You have got to give yourself the chance to be surprised.

Not because you are unprepared. Not because you had not thought about something enough. Not because someone is trying to get ahead of you. Not because you have lost the bigger picture.

Just because people are surprising, and you got to give them credit for it as well as allow yourself to feel positively about it, without feeling in any way diminished.

From within

We spend an incredible amount of time looking at others behaviour and trying to figure out what they think, when actually the largest impact comes from changing our own behaviour and the way we think.

Awareness starts from within. Don’t get distracted.

Giving mindset

In order to set your mind to giving, you have to rid yourself of the expectation to get something in return.

Of course, mixed motives will play a role. But it’s eternally unsatisfying to keep a ledger of what goes and what comes.

Give freely and you will be ready to welcome any reward.

Finding meaning

We can’t keep assessing productivity in terms of quantity.

The amount of emails we reply to.

The number of meetings we have scheduled.

How many conversations we are in.

How late we are leaving from work.

The quantity of leads, presentations, or projects we deliver.

Productivity needs to be a function of a goal we set and of the actions we take towards that goal.
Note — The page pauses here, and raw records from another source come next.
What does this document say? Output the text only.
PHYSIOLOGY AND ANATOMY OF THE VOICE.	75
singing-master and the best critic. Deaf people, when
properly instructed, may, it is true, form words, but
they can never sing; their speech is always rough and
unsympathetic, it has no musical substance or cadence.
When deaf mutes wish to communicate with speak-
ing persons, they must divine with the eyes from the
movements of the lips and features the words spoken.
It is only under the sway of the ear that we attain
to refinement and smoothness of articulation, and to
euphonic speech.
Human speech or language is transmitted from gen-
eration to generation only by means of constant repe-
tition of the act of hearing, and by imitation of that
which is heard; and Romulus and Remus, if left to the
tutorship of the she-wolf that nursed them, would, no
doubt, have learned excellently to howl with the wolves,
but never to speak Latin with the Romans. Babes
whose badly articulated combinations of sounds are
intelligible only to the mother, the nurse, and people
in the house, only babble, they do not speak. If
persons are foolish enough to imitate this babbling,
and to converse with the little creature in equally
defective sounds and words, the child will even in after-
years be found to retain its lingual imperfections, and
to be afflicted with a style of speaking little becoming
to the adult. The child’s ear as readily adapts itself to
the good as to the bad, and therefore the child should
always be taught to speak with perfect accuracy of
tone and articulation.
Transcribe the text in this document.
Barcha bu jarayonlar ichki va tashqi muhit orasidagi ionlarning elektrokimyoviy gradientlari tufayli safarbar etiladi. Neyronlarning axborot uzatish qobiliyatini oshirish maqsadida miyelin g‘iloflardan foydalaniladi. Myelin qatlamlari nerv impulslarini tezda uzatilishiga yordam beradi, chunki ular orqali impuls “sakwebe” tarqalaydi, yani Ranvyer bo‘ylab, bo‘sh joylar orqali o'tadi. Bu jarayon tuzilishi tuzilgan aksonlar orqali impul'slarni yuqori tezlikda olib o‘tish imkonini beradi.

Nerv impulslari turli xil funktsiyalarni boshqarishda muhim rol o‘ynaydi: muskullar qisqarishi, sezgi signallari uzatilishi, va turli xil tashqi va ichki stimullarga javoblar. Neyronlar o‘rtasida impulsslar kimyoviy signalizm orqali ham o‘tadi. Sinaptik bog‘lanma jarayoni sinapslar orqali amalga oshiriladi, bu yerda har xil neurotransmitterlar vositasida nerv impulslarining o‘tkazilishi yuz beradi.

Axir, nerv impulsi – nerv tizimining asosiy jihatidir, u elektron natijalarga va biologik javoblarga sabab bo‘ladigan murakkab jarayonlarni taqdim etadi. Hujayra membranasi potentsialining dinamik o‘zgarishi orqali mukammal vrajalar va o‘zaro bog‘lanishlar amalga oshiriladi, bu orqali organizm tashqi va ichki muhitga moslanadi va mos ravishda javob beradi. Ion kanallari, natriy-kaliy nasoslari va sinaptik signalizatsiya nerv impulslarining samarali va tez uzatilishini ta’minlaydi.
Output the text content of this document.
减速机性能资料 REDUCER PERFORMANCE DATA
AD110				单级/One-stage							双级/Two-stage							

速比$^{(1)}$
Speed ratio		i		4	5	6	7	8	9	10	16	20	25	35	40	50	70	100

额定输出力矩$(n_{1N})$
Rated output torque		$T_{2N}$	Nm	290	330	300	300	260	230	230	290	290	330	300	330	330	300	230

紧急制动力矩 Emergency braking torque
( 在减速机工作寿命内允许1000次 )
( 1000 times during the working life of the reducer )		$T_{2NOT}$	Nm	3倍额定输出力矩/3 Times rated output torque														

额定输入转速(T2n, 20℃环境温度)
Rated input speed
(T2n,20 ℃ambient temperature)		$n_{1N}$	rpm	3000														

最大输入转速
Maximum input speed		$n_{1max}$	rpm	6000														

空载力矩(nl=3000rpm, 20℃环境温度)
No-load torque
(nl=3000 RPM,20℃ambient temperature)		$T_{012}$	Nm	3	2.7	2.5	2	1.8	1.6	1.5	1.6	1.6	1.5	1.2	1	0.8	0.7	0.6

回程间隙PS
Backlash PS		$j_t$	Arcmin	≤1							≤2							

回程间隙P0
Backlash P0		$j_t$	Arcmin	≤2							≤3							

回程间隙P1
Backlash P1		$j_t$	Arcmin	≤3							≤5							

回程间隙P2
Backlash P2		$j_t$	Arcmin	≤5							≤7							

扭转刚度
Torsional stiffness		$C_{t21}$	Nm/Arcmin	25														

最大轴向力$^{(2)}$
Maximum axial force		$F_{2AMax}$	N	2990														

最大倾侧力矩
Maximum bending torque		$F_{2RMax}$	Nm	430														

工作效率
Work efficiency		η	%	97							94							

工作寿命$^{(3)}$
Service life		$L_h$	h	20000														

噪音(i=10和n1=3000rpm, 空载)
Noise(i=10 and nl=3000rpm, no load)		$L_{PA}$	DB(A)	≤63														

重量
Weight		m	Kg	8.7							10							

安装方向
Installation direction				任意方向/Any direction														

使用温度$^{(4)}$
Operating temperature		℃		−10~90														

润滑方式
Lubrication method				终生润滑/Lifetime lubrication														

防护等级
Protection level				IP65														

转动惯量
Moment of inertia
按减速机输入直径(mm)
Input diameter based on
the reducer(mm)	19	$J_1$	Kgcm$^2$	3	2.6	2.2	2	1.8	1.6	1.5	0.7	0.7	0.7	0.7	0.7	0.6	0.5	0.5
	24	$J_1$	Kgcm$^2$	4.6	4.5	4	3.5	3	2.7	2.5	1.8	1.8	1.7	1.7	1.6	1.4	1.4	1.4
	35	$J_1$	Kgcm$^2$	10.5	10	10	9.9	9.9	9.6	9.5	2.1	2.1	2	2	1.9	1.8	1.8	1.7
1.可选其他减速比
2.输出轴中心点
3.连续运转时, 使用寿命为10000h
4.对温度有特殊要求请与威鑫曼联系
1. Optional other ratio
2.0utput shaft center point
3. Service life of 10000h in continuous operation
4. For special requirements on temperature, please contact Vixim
If within a measure of work (an hour, a day, a week) we complete something that takes us closer to the goal, that’s where we find meaning.

The rest is just a poor proxy. Just faked busyness.

Try

Tomorrow you can try to:

  • Avoid an argument
  • Let go of an opinion that’s causing friction with colleagues
  • Close a project that’s not delivering results
  • Tell somebody they are right (and perhaps you are wrong)
  • Give away an idea that you know you will never have the resources to implement
  • Not indulge in a habit that’s consuming your time
  • Leave the mobile phone in the other room
  • Reply to messages only at dedicated times
  • Stop working at 2pm
  • Compliment something that they have achieved
  • Say that you are sorry about something that’s causing bad feelings

If you do, take note of how it is. And if it is good, try to do it the day after as well. Perhaps try to add another one from the list, or from your list. Expand from there.